Naast de civiele procedures loopt er ook een strafrechtelijk onderzoek naar Van Strien en zijn opvolger. De FIOD heeft in mei van dit jaar de woning van Van Strien doorzocht en gegevens in beslag genomen. Het Openbaar Ministerie onderzoekt onder andere of er sprake is geweest van oplichting, omkoping en belastingfraude. Mocht het strafrechtelijk onderzoek leiden tot vervolging, dan kan dit gevolgen hebben voor de politieke carrière van Van Strien en zijn positie binnen de PVV, hoewel die partij zich zelden gevoelig heeft getoond voor gerechtelijke veroordelingen.

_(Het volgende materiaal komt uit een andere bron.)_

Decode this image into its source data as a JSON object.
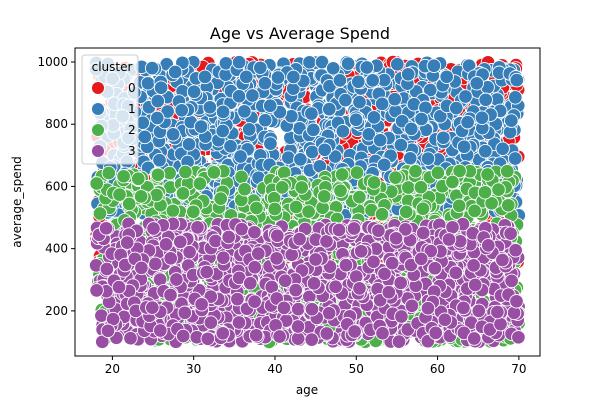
{
  "chart_data": {
    "type": "scatter",
    "title": "Age vs Average Spend",
    "xlabel": "age",
    "ylabel": "average_spend",
    "xlim": [
      15.4,
      72.6
    ],
    "ylim": [
      55,
      1045
    ],
    "xticks": [
      20,
      30,
      40,
      50,
      60,
      70
    ],
    "yticks": [
      200,
      400,
      600,
      800,
      1000
    ],
    "grid": false,
    "legend": {
      "title": "cluster",
      "placement": "top-left"
    },
    "point_count_per_series": 1200,
    "series": [
      {
        "name": "0",
        "color": "#e41a1c",
        "x_range": [
          18,
          70
        ],
        "y_range": [
          300,
          1000
        ]
      },
      {
        "name": "1",
        "color": "#377eb8",
        "x_range": [
          18,
          70
        ],
        "y_range": [
          500,
          1000
        ]
      },
      {
        "name": "2",
        "color": "#4daf4a",
        "x_range": [
          18,
          70
        ],
        "y_range": [
          100,
          650
        ]
      },
      {
        "name": "3",
        "color": "#984ea3",
        "x_range": [
          18,
          70
        ],
        "y_range": [
          100,
          480
        ]
      }
    ]
  }
}
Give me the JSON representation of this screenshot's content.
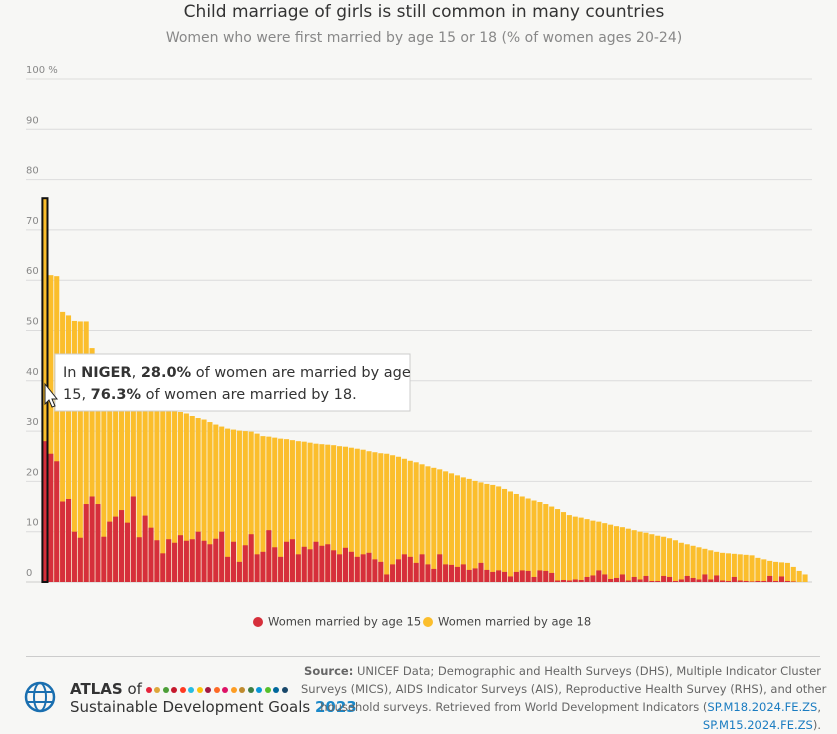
{
  "chart_data": {
    "type": "bar",
    "title": "Child marriage of girls is still common in many countries",
    "subtitle": "Women who were first married by age 15 or 18 (% of women ages 20-24)",
    "categories": [
      null,
      null,
      null,
      null,
      null,
      null,
      null,
      null,
      null,
      null,
      null,
      null,
      null,
      null,
      null,
      null,
      null,
      null,
      null,
      null,
      null,
      null,
      null,
      null,
      null,
      null,
      null,
      null,
      null,
      null,
      null,
      null,
      null,
      null,
      null,
      null,
      null,
      null,
      null,
      null,
      null,
      null,
      null,
      null,
      null,
      null,
      null,
      null,
      null,
      null,
      null,
      null,
      null,
      null,
      null,
      null,
      null,
      null,
      null,
      null,
      null,
      null,
      null,
      null,
      null,
      null,
      null,
      null,
      null,
      null,
      null,
      null,
      null,
      null,
      null,
      null,
      null,
      null,
      null,
      null,
      null,
      null,
      null,
      null,
      null,
      null,
      null,
      null,
      null,
      null,
      null,
      null,
      null,
      null,
      null,
      null,
      null,
      null,
      null,
      null,
      null,
      null,
      null,
      null,
      null,
      null,
      null,
      null,
      null,
      null,
      null,
      null,
      null,
      null,
      null,
      null,
      null,
      null,
      null,
      null,
      null,
      null,
      null,
      null,
      null,
      null,
      null,
      null,
      null,
      null
    ],
    "series": [
      {
        "name": "Women married by age 18",
        "color": "#fbbe2c",
        "values": [
          76.3,
          61.0,
          60.8,
          53.7,
          53.0,
          51.9,
          51.8,
          51.8,
          46.5,
          44.0,
          42.0,
          40.8,
          39.5,
          38.0,
          37.0,
          36.5,
          35.8,
          35.2,
          34.9,
          34.6,
          34.4,
          34.2,
          34.0,
          33.8,
          33.5,
          33.0,
          32.6,
          32.3,
          31.8,
          31.3,
          30.9,
          30.5,
          30.3,
          30.1,
          30.0,
          29.9,
          29.5,
          29.0,
          28.9,
          28.7,
          28.5,
          28.4,
          28.2,
          28.0,
          27.9,
          27.7,
          27.5,
          27.4,
          27.3,
          27.2,
          27.0,
          26.9,
          26.7,
          26.5,
          26.3,
          26.0,
          25.8,
          25.6,
          25.5,
          25.2,
          24.9,
          24.5,
          24.1,
          23.8,
          23.4,
          23.0,
          22.7,
          22.4,
          22.0,
          21.6,
          21.2,
          20.8,
          20.5,
          20.1,
          19.8,
          19.5,
          19.3,
          19.0,
          18.5,
          18.0,
          17.5,
          17.0,
          16.6,
          16.2,
          15.9,
          15.5,
          15.0,
          14.5,
          13.9,
          13.3,
          13.0,
          12.8,
          12.5,
          12.2,
          12.0,
          11.7,
          11.4,
          11.1,
          10.9,
          10.6,
          10.3,
          10.0,
          9.8,
          9.5,
          9.2,
          9.0,
          8.7,
          8.3,
          7.8,
          7.5,
          7.2,
          6.9,
          6.6,
          6.3,
          6.0,
          5.8,
          5.7,
          5.6,
          5.5,
          5.4,
          5.3,
          4.8,
          4.5,
          4.2,
          4.0,
          3.9,
          3.8,
          3.0,
          2.2,
          1.5
        ]
      },
      {
        "name": "Women married by age 15",
        "color": "#d62f3b",
        "values": [
          28.0,
          25.5,
          24.0,
          16.0,
          16.5,
          10.0,
          8.8,
          15.5,
          17.0,
          15.5,
          9.0,
          12.0,
          13.0,
          14.3,
          11.8,
          17.0,
          8.9,
          13.2,
          10.8,
          8.3,
          5.7,
          8.5,
          7.8,
          9.3,
          8.2,
          8.5,
          10.0,
          8.2,
          7.5,
          8.6,
          10.0,
          5.0,
          8.0,
          4.0,
          7.3,
          9.5,
          5.5,
          6.0,
          10.3,
          6.9,
          5.0,
          8.0,
          8.5,
          5.5,
          7.0,
          6.5,
          8.0,
          7.2,
          7.5,
          6.3,
          5.5,
          6.8,
          6.0,
          5.0,
          5.5,
          5.8,
          4.5,
          4.0,
          1.5,
          3.5,
          4.5,
          5.5,
          5.0,
          3.8,
          5.5,
          3.5,
          2.6,
          5.5,
          3.5,
          3.4,
          3.0,
          3.5,
          2.4,
          2.7,
          3.8,
          2.4,
          2.0,
          2.3,
          2.0,
          1.1,
          2.0,
          2.3,
          2.2,
          1.0,
          2.3,
          2.2,
          1.8,
          0.3,
          0.4,
          0.3,
          0.5,
          0.4,
          1.0,
          1.3,
          2.3,
          1.5,
          0.6,
          0.8,
          1.5,
          0.3,
          1.0,
          0.5,
          1.2,
          0.2,
          0.2,
          1.2,
          1.0,
          0.2,
          0.5,
          1.2,
          0.8,
          0.5,
          1.5,
          0.5,
          1.3,
          0.3,
          0.2,
          1.0,
          0.3,
          0.2,
          0.1,
          0.2,
          0.2,
          1.2,
          0.2,
          1.1,
          0.2,
          0.1,
          0.0,
          0.0
        ]
      }
    ],
    "ylim": [
      0,
      100
    ],
    "yticks": [
      0,
      10,
      20,
      30,
      40,
      50,
      60,
      70,
      80,
      90,
      {
        "value": 100,
        "label": "100 %"
      }
    ],
    "grid": true,
    "legend": "bottom",
    "highlight_index": 0,
    "tooltip": {
      "lines": [
        [
          "In ",
          "NIGER",
          ", ",
          "28.0%",
          " of women are married by age"
        ],
        [
          "15, ",
          "76.3%",
          " of women are married by 18."
        ]
      ]
    }
  },
  "footer": {
    "brand": {
      "atlas": "ATLAS",
      "of": "of",
      "line2": "Sustainable Development Goals",
      "year": "2023"
    },
    "source": {
      "lines": [
        [
          "Source:",
          " UNICEF Data; Demographic and Health Surveys (DHS), Multiple Indicator Cluster"
        ],
        [
          "Surveys (MICS), AIDS Indicator Surveys (AIS), Reproductive Health Survey (RHS), and other"
        ],
        [
          "household surveys. Retrieved from World Development Indicators (",
          "SP.M18.2024.FE.ZS",
          ","
        ],
        [
          "SP.M15.2024.FE.ZS",
          ")."
        ]
      ]
    }
  }
}
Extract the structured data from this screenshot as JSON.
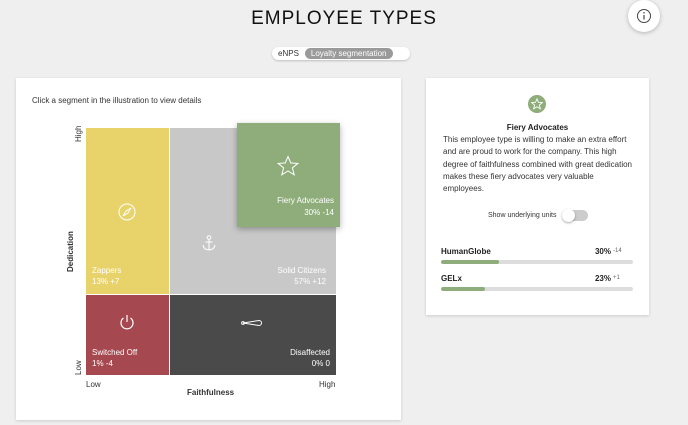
{
  "page": {
    "title": "EMPLOYEE TYPES",
    "info_icon": "info-icon"
  },
  "toggle": {
    "options": [
      "eNPS",
      "Loyalty segmentation"
    ],
    "active_index": 1
  },
  "chart_panel": {
    "instruction": "Click a segment in the illustration to view details",
    "y_axis": {
      "title": "Dedication",
      "high": "High",
      "low": "Low"
    },
    "x_axis": {
      "title": "Faithfulness",
      "low": "Low",
      "high": "High"
    },
    "quadrants": [
      {
        "id": "zappers",
        "name": "Zappers",
        "stats": "13% +7",
        "color": "#e8d36a",
        "icon": "compass-icon"
      },
      {
        "id": "solid-citizens",
        "name": "Solid Citizens",
        "stats": "57% +12",
        "color": "#c8c8c8",
        "icon": "anchor-icon"
      },
      {
        "id": "switched-off",
        "name": "Switched Off",
        "stats": "1% -4",
        "color": "#a5484f",
        "icon": "power-icon"
      },
      {
        "id": "disaffected",
        "name": "Disaffected",
        "stats": "0% 0",
        "color": "#4a4a4a",
        "icon": "safety-pin-icon"
      },
      {
        "id": "fiery-advocates",
        "name": "Fiery Advocates",
        "stats": "30% -14",
        "color": "#8fac7b",
        "icon": "star-icon",
        "selected": true
      }
    ]
  },
  "detail_panel": {
    "icon": "star-icon",
    "title": "Fiery Advocates",
    "description": "This employee type is willing to make an extra effort and are proud to work for the company. This high degree of faithfulness combined with great dedication makes these fiery advocates very valuable employees.",
    "show_units_label": "Show underlying units",
    "show_units_on": false,
    "metrics": [
      {
        "name": "HumanGlobe",
        "percent": "30%",
        "delta": "-14",
        "fill_fraction": 0.3
      },
      {
        "name": "GELx",
        "percent": "23%",
        "delta": "+1",
        "fill_fraction": 0.23
      }
    ]
  }
}
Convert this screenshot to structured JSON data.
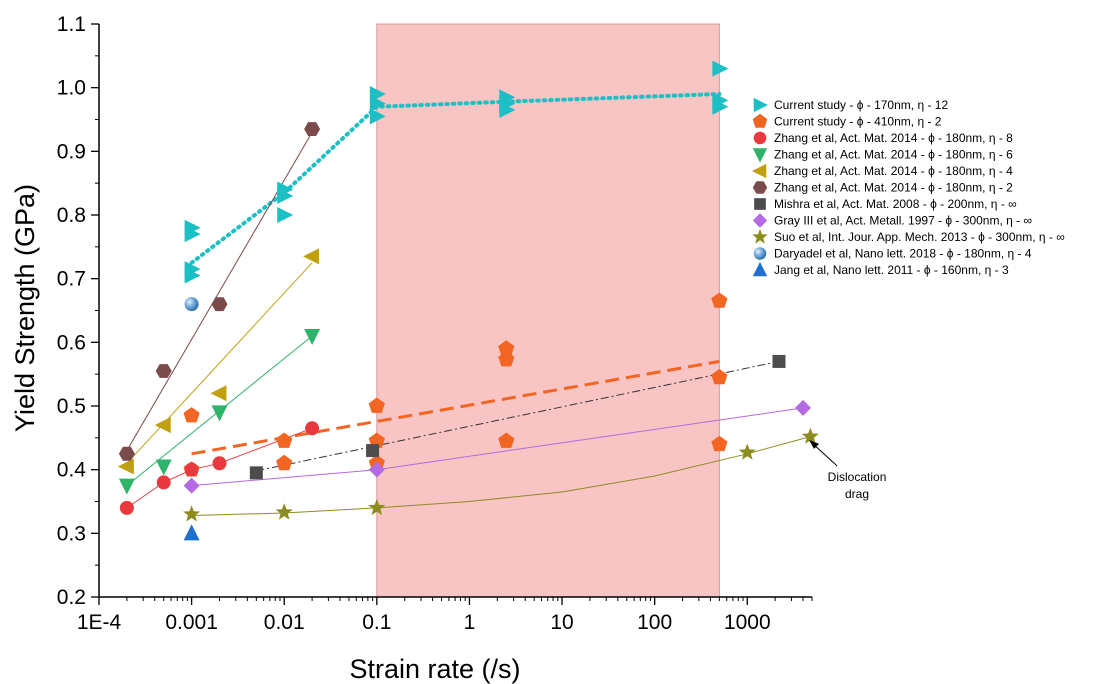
{
  "chart_data": {
    "type": "scatter",
    "xlabel": "Strain rate (/s)",
    "ylabel": "Yield Strength (GPa)",
    "xscale": "log",
    "xlim": [
      0.0001,
      5000
    ],
    "ylim": [
      0.2,
      1.1
    ],
    "xticks": [
      {
        "value": 0.0001,
        "label": "1E-4"
      },
      {
        "value": 0.001,
        "label": "0.001"
      },
      {
        "value": 0.01,
        "label": "0.01"
      },
      {
        "value": 0.1,
        "label": "0.1"
      },
      {
        "value": 1,
        "label": "1"
      },
      {
        "value": 10,
        "label": "10"
      },
      {
        "value": 100,
        "label": "100"
      },
      {
        "value": 1000,
        "label": "1000"
      }
    ],
    "yticks": [
      {
        "value": 0.2,
        "label": "0.2"
      },
      {
        "value": 0.3,
        "label": "0.3"
      },
      {
        "value": 0.4,
        "label": "0.4"
      },
      {
        "value": 0.5,
        "label": "0.5"
      },
      {
        "value": 0.6,
        "label": "0.6"
      },
      {
        "value": 0.7,
        "label": "0.7"
      },
      {
        "value": 0.8,
        "label": "0.8"
      },
      {
        "value": 0.9,
        "label": "0.9"
      },
      {
        "value": 1.0,
        "label": "1.0"
      },
      {
        "value": 1.1,
        "label": "1.1"
      }
    ],
    "grid": false,
    "legend_position": "right",
    "highlight_band": {
      "x": [
        0.1,
        500
      ],
      "color": "#f9c4c4"
    },
    "annotation": {
      "text": [
        "Dislocation",
        "drag"
      ],
      "x": 4000,
      "y": 0.45
    },
    "series": [
      {
        "name": "Current study - ϕ - 170nm, η - 12",
        "marker": "triangle-right",
        "color": "#1cbfc4",
        "points": [
          [
            0.001,
            0.78
          ],
          [
            0.001,
            0.77
          ],
          [
            0.001,
            0.715
          ],
          [
            0.001,
            0.705
          ],
          [
            0.01,
            0.84
          ],
          [
            0.01,
            0.83
          ],
          [
            0.01,
            0.8
          ],
          [
            0.1,
            0.99
          ],
          [
            0.1,
            0.975
          ],
          [
            0.1,
            0.955
          ],
          [
            2.5,
            0.985
          ],
          [
            2.5,
            0.975
          ],
          [
            2.5,
            0.965
          ],
          [
            500,
            1.03
          ],
          [
            500,
            0.98
          ],
          [
            500,
            0.97
          ]
        ],
        "trend": {
          "points": [
            [
              0.001,
              0.725
            ],
            [
              0.01,
              0.835
            ],
            [
              0.1,
              0.97
            ],
            [
              2.5,
              0.978
            ],
            [
              500,
              0.99
            ]
          ],
          "style": "dotted",
          "width": 4
        }
      },
      {
        "name": "Current study - ϕ - 410nm, η - 2",
        "marker": "pentagon",
        "color": "#f26522",
        "points": [
          [
            0.001,
            0.485
          ],
          [
            0.001,
            0.4
          ],
          [
            0.01,
            0.445
          ],
          [
            0.01,
            0.41
          ],
          [
            0.1,
            0.5
          ],
          [
            0.1,
            0.445
          ],
          [
            0.1,
            0.41
          ],
          [
            2.5,
            0.59
          ],
          [
            2.5,
            0.573
          ],
          [
            2.5,
            0.445
          ],
          [
            500,
            0.665
          ],
          [
            500,
            0.545
          ],
          [
            500,
            0.44
          ]
        ],
        "trend": {
          "points": [
            [
              0.001,
              0.425
            ],
            [
              500,
              0.57
            ]
          ],
          "style": "dashed",
          "width": 3
        }
      },
      {
        "name": "Zhang et al, Act. Mat. 2014 - ϕ - 180nm, η - 8",
        "marker": "circle",
        "color": "#e8393f",
        "points": [
          [
            0.0002,
            0.34
          ],
          [
            0.0005,
            0.38
          ],
          [
            0.001,
            0.4
          ],
          [
            0.002,
            0.41
          ],
          [
            0.02,
            0.465
          ]
        ],
        "trend": {
          "points": [
            [
              0.0002,
              0.34
            ],
            [
              0.0005,
              0.38
            ],
            [
              0.001,
              0.4
            ],
            [
              0.002,
              0.41
            ],
            [
              0.02,
              0.465
            ]
          ],
          "style": "solid",
          "width": 1
        }
      },
      {
        "name": "Zhang et al, Act. Mat. 2014 - ϕ - 180nm, η - 6",
        "marker": "triangle-down",
        "color": "#2db36a",
        "points": [
          [
            0.0002,
            0.375
          ],
          [
            0.0005,
            0.405
          ],
          [
            0.002,
            0.49
          ],
          [
            0.02,
            0.61
          ]
        ],
        "trend": {
          "points": [
            [
              0.0002,
              0.375
            ],
            [
              0.02,
              0.61
            ]
          ],
          "style": "solid",
          "width": 1
        }
      },
      {
        "name": "Zhang et al, Act. Mat. 2014 - ϕ - 180nm, η - 4",
        "marker": "triangle-left",
        "color": "#c1a010",
        "points": [
          [
            0.0002,
            0.405
          ],
          [
            0.0005,
            0.47
          ],
          [
            0.002,
            0.52
          ],
          [
            0.02,
            0.735
          ]
        ],
        "trend": {
          "points": [
            [
              0.0002,
              0.41
            ],
            [
              0.02,
              0.725
            ]
          ],
          "style": "solid",
          "width": 1
        }
      },
      {
        "name": "Zhang et al, Act. Mat. 2014 - ϕ - 180nm, η - 2",
        "marker": "hexagon",
        "color": "#7b4a4a",
        "points": [
          [
            0.0002,
            0.425
          ],
          [
            0.0005,
            0.555
          ],
          [
            0.002,
            0.66
          ],
          [
            0.02,
            0.935
          ]
        ],
        "trend": {
          "points": [
            [
              0.0002,
              0.43
            ],
            [
              0.02,
              0.93
            ]
          ],
          "style": "solid",
          "width": 1
        }
      },
      {
        "name": "Mishra et al, Act. Mat. 2008 - ϕ - 200nm, η - ∞",
        "marker": "square",
        "color": "#4d4d4d",
        "points": [
          [
            0.005,
            0.395
          ],
          [
            0.09,
            0.43
          ],
          [
            2200,
            0.57
          ]
        ],
        "trend": {
          "points": [
            [
              0.005,
              0.398
            ],
            [
              2200,
              0.57
            ]
          ],
          "style": "dashdot",
          "width": 1
        }
      },
      {
        "name": "Gray III et al, Act. Metall. 1997 - ϕ - 300nm, η - ∞",
        "marker": "diamond",
        "color": "#b36ae2",
        "points": [
          [
            0.001,
            0.375
          ],
          [
            0.1,
            0.4
          ],
          [
            4000,
            0.497
          ]
        ],
        "trend": {
          "points": [
            [
              0.001,
              0.375
            ],
            [
              0.1,
              0.4
            ],
            [
              4000,
              0.497
            ]
          ],
          "style": "solid",
          "width": 1
        }
      },
      {
        "name": "Suo et al, Int. Jour. App. Mech. 2013 - ϕ - 300nm, η - ∞",
        "marker": "star",
        "color": "#8d8d1f",
        "points": [
          [
            0.001,
            0.33
          ],
          [
            0.01,
            0.333
          ],
          [
            0.1,
            0.34
          ],
          [
            1000,
            0.427
          ],
          [
            4800,
            0.452
          ]
        ],
        "trend": {
          "points": [
            [
              0.001,
              0.328
            ],
            [
              0.01,
              0.332
            ],
            [
              0.1,
              0.34
            ],
            [
              1,
              0.35
            ],
            [
              10,
              0.365
            ],
            [
              100,
              0.39
            ],
            [
              1000,
              0.425
            ],
            [
              4800,
              0.452
            ]
          ],
          "style": "solid",
          "width": 1
        }
      },
      {
        "name": "Daryadel et al, Nano lett. 2018 - ϕ - 180nm, η - 4",
        "marker": "sphere",
        "color": "#5b9bd5",
        "points": [
          [
            0.001,
            0.66
          ]
        ]
      },
      {
        "name": "Jang et al, Nano lett. 2011 - ϕ - 160nm, η - 3",
        "marker": "triangle-up",
        "color": "#1f6fd1",
        "points": [
          [
            0.001,
            0.3
          ]
        ]
      }
    ]
  }
}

In een reactie op de uitspraak van het hof toonde Van Strien zich verontwaardigd. Hij beschreef de gang van zaken als ‘echt schandalig’ en beklaagde zich erover dat het gerechtshof zonder zijn medeweten tot een oordeel was gekomen. “Ik laat me niet wegsturen door een paar mensen, ook al zijn het rechters, die over mij, maar zonder mij oordelen,” zei hij. Op de vraag of hij overweegt tijdelijk terug te treden als vicevoorzitter van de PVV-senaatsfractie, antwoordde hij resoluut: “Ongelooflijk vind ik dit. Noteert u dat maar.”
De zaak heeft ook politieke implicaties. Hoewel de PVV zich tot nu toe afzijdig heeft gehouden van de discussie, kan de partij in de toekomst onder druk komen te staan om actie te ondernemen. Van Striens rol als vicevoorzitter van de senaatsfractie maakt hem een prominent figuur binnen de partij. Zijn betrokkenheid bij een juridische en ethische controverse kan schadelijk zijn voor het imago van de PVV, vooral omdat de partij toch al niet te boek staat als een toonbeeld van integriteit en transparantie.
De komende maanden zullen bepalend zijn voor de toekomst van Van Strien, zowel juridisch als politiek. Het is nog onduidelijk welke juridische stappen Utrecht Holdings verder zal ondernemen en of het Openbaar Ministerie tot vervolging zal overgaan. Ondertussen blijven de beschuldigingen van fraude en belangenverstrengeling als een donkere wolk boven de partij hangen.